Сначала зажег свечу Маркус, потом Джордж и Малайка.
Я опять посмотрела поверх голов на Шона, не оставляя призрачной надежды, но голова его лежала на плече у Феми, а глаза были закрыты. Вообще-то глупо с моей стороны; на что я в самом деле рассчитывала? Я знала лишь то, чего хотела. Я хотела, чтобы к нему чудесным образом вернулся дар речи, чтобы он поднялся и решительно вышел вперед. Я хотела, чтобы он во всеуслышание объявил: «Кевина удерживали здесь ради выплаты несуществующего долга такие-то и такие-то члены преступной группировки наркоторговцев, и он сделал то-то и то-то, что им не понравилось, и в итоге ему пришлось умереть, так что к его убийству причастны те-то и те-то…»
Я хотела получить свидетеля, который сдвинул бы дело с мертвой точки.
Я хотела, чтобы он рассказал всем собравшимся то, что побоялся сказать мне.
Дебби была последней из медперсонала, кто вышел вперед. Я увидела в глазах у нее слезы, когда она зажигала последнюю свечу. И, клянусь, услышала натуральный всхлип, когда она дотронулась пальцем до портрета Кевина, а потом перекрестилась.
Весьма трогательно, полагаю, если вас вообще волнуют такие подробности.
Вскоре после этого все довольно быстро потянулись к выходу. У каждого нашлось, куда пойти или с кем пообщаться. Я предложила прибраться в кабинете, но Маркус сказал, что персонал сам этим позже займется.

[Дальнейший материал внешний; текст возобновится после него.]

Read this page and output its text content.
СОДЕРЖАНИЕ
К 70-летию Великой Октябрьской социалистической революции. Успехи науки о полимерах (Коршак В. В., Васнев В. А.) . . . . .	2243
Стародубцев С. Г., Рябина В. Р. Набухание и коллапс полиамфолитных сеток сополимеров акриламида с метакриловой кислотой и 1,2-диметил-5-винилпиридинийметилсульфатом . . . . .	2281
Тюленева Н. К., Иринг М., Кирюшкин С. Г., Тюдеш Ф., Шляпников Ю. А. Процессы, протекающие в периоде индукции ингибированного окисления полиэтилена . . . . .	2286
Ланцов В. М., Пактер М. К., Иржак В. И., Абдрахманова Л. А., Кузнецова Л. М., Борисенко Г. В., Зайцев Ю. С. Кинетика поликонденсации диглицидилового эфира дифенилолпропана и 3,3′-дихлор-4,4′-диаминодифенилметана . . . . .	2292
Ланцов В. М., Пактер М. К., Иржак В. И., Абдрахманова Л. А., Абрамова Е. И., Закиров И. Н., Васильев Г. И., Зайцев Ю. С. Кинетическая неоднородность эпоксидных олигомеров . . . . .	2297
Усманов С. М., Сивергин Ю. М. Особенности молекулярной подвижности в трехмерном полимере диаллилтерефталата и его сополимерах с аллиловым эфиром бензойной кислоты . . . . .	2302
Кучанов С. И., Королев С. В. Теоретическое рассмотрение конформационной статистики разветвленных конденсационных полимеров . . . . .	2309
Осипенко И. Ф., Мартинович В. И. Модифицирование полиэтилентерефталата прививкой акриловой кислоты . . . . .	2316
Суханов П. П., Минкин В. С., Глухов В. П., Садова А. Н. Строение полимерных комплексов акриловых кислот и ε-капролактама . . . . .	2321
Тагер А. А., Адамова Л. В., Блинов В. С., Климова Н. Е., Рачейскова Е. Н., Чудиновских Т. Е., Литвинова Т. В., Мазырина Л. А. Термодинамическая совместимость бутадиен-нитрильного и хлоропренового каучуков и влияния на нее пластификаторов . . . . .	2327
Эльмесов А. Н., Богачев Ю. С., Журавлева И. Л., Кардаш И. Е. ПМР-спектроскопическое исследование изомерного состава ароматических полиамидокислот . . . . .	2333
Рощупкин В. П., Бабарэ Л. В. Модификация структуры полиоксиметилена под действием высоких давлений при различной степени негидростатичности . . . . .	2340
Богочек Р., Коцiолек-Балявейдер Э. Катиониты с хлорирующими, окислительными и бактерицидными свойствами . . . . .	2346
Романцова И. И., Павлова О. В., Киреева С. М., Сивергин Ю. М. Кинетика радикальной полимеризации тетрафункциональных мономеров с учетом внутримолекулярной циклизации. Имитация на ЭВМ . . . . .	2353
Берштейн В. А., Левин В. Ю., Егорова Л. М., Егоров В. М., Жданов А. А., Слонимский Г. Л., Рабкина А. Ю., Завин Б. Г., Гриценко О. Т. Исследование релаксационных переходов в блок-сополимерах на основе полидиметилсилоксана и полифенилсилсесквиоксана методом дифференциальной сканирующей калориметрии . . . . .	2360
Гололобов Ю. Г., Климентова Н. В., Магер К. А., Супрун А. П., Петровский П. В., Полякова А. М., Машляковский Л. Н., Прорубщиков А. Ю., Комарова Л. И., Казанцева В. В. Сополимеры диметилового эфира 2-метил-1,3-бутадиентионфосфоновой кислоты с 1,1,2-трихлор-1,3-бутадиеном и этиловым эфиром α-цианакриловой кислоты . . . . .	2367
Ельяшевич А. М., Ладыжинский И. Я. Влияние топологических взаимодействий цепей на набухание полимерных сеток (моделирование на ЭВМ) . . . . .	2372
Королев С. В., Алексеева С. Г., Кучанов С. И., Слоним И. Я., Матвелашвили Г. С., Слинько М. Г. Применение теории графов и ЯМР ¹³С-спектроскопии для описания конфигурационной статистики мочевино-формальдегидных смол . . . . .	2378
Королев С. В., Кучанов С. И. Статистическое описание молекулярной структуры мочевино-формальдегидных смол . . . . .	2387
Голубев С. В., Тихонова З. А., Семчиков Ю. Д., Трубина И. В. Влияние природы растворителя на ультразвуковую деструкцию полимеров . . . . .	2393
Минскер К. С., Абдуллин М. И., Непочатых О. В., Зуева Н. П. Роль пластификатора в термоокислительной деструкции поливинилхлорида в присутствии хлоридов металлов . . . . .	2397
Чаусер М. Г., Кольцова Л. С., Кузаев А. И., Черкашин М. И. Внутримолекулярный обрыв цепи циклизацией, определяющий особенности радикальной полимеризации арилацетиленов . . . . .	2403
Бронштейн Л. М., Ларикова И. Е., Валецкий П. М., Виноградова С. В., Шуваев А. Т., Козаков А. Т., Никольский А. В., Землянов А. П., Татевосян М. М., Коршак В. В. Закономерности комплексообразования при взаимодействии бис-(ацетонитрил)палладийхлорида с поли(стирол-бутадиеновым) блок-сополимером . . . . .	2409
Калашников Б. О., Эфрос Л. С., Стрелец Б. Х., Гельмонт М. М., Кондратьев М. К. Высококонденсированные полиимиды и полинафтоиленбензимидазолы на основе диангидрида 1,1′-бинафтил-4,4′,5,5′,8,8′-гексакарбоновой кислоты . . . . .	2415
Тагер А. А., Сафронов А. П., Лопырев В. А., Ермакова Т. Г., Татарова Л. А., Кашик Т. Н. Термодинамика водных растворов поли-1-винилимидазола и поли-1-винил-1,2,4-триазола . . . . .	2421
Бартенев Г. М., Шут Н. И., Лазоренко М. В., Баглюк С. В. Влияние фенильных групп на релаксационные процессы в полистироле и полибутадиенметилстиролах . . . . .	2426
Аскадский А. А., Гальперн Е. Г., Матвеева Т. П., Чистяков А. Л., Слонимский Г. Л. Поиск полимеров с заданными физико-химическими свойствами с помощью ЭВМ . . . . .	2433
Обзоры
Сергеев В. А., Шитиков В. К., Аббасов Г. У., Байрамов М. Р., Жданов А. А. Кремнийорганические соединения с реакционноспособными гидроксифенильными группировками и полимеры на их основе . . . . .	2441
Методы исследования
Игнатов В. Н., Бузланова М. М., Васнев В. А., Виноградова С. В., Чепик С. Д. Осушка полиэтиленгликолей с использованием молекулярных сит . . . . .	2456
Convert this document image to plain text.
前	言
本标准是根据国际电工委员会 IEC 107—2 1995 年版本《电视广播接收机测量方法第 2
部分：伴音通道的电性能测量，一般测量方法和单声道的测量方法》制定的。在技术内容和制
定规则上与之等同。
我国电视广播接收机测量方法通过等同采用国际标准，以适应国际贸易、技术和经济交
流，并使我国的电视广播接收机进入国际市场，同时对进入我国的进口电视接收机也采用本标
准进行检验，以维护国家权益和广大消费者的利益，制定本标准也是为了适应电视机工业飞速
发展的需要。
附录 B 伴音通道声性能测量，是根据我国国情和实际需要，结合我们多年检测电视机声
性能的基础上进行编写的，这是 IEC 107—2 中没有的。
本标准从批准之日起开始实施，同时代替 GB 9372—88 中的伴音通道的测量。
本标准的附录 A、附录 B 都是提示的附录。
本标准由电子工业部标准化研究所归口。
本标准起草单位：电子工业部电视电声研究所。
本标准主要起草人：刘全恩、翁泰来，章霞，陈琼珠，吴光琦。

— Ну что, довольна тем, как все прошло? — спросил он.
Я ответила ему, что да — пожалуй, все прошло и вправду отлично.
— Рад это слышать, — сказал он, и я прошла мимо него. Вообще-то Маркус даже не пытался скрыть сарказма в голосе, и было ясно, что он зол, что я обвела его вокруг пальца, но мне уже было все равно.
Когда я вернулась в свою комнату, мой мозг по-прежнему крутился на повышенных оборотах, и я больше обычного испытывала острую нужду все это с кем-нибудь обсудить. Связаться с Бэнкси не удалось, так что я позвонила Софи. Может, я говорила сбивчиво, или в моих словах не было особого смысла, но в любом случае ее это вроде особо не заинтересовало, так что под конец я сдалась и позволила ей долдонить про всякие ее собственные дела.
Про работу.
И опять про ее фантастическую новую соседку по квартире.
И про ее нового бойфренда.
А после этого решила просто немного отдохнуть в своей комнате в ожидании ужина. Готовя прощальную церемонию, я даже пропустила обед, так что жутко проголодалась. Что более важно, мне не терпелось узнать, что люди по поводу всего этого думают, и выяснить, не вышло ли так, что горе — или что там за него сходит в подобном месте — вдруг все-таки вытряхнуло какого-нибудь кота из мешка.